First glance ID was wrong

When I first spotted this woodpecker I thought it was a Male Northern Flicker. With our camera I captured this image of the pretty woodpecker next to the suet feeder.

Turns out this is a female Red-bellied Woodpecker. The female is distinguished from the male in the red nape vs. the male with a red cap. This bird can stick its sticky saliva covered barbed tongue a full 2 inches past the tip of the beak, letting it successfully catch food deep in crevices.

Suet yourself

Always looking for a new thing, we decided to try our hand at making our own suet. An internet search produced several different recipes. A quick trip to the store and we had what we needed to get started.

 

  • crunchy peanut butter
  • Crisco
  • corn meal
  • quick cook oats
  • white flour
  • bit of sugar

 

 

 

 

 

The simple ingredients were fairly easy to mix in the pan over medium heat. Once everything was mixed we pressed it into the aluminum pan, roughly an inch thick. After setting in the freezer for about we cut the the appropriate size cakes for the cages.

Couple of starlings going bonkers over the new suet

The results? The birds went nuts over the home made suet when we put it out. Sher and I had a ball watching all different species enjoying the new suet. It seems like the starlings especially had gotten a sugar high. They acted like like a bunch of kids who got into the candy a half hour before bedtime.

Another striking woodpecker

The only North American woodpecker that stores and then hides the stored food.
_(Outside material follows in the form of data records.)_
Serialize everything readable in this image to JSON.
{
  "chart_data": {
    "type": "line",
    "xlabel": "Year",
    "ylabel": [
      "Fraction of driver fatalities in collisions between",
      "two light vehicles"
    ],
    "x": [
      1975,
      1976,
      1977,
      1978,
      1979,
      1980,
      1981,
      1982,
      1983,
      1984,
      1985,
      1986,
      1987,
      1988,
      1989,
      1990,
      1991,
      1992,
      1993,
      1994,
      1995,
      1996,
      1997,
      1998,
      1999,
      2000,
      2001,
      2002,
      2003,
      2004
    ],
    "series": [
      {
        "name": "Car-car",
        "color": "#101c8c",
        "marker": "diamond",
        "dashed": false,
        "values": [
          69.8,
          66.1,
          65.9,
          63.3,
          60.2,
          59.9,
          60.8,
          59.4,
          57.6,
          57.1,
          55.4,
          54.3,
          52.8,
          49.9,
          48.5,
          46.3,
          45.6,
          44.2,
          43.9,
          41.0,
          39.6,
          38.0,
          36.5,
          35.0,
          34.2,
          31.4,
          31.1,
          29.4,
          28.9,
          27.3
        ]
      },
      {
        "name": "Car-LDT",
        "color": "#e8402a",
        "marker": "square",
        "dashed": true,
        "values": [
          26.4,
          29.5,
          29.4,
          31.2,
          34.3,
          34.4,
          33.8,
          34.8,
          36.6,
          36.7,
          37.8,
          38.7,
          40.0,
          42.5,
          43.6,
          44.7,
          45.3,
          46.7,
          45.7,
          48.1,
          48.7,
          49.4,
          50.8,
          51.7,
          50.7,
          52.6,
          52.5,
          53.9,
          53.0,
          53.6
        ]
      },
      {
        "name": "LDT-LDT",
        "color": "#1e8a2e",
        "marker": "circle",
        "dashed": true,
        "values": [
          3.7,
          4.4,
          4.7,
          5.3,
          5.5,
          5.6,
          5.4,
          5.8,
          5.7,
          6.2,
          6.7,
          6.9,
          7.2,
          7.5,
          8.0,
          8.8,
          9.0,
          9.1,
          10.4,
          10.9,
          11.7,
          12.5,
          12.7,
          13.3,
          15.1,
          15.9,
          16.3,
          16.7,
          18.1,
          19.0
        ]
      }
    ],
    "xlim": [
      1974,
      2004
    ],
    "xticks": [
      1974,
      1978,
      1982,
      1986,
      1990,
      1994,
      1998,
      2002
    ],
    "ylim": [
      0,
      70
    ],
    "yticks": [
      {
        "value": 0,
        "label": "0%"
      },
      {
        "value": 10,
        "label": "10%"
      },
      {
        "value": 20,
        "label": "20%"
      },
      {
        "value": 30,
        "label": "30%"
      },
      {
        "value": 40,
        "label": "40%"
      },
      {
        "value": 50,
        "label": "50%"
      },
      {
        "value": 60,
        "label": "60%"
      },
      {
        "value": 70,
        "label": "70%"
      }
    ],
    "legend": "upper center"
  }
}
The Red-headed Woodpecker is one of the most striking birds you’ll find in the forest, or, in our case, the backyard. Today Sher spotted a beautiful male on the tube feeder. He was hanging on the bottom of the feeder poking into the openings. This magnificent bird blessed us with his presence for a few minutes. We hope he’ll feel comfortable enough to return soon.

This pair flies and squawks daily

If you’ve been following us for a while, you know that Sher and I like to sit outside in our backyard and take in the sights and sounds of our little slice of nature. Recent additions to our bird feeding equipment have increased the number of feathered visitors.

Lucked out and got a photo of the geese just after they passed our yard

We get to share the company of couple of Canadian Geese each day. And we do mean a couple. This pair flies over our house barely clearing the trees. What is fun is how loud they are. They are always having a very loud and animated conversation, both of them honking and squawking during their whole flight. They follow the same route each day, coming from about 6 or so blocks away, and ending after they pass our house and land on the river that is about 100 yards from our yard. They never land in our yard, be we consider them part of our feathered family!

Diamond Art

Sher has found a new pastime referred to as Diamond Art. It uses hundreds of different colored “diamonds” that you carefully place on a preprinted picture. It’s kind of like paint by number, though it is diamond by number.

It’ll be a fun project, and I just might have to get one of my own. This won’t take as much space as a jig-saw puzzle, and will be easier to put up when not working on it.

Additions to our backyard bird sanctuary

Sher spotted some small but pretty bird baths in a local store’s ad flyer. We decided that they would be a nice addition to our backyard. We thought that we’d use one of the glass receptacles as a true water filled bird bath. The second, however, for now we put bird feed in the second one as a shelf feeder.

Glass bowl bird bath

2nd bird bath as a shelf feeder

 

 

 

 

 

We have been thrilled with the number of different species of birds that have been gracious enough to visit our backyard.

A brash Blue Jay

Chipping Sparrow in the new feeder

Two Starlings enjoying the suet

We have so enjoyed sitting in our backyard watching the birds coming and going from the bird feeders, now scattered across our backyard. We will keep the bird and critter photos coming as we capture them.

Suet yourself

Hanging on an empty corn cob on a large nail is our new backyard suet cage. Soon after the debut of this wildlife feeding device a resident squirrel showed up. He really wasn’t thrilled with this “not corn” thing.


He finally moved on, leaving the suet to the birds.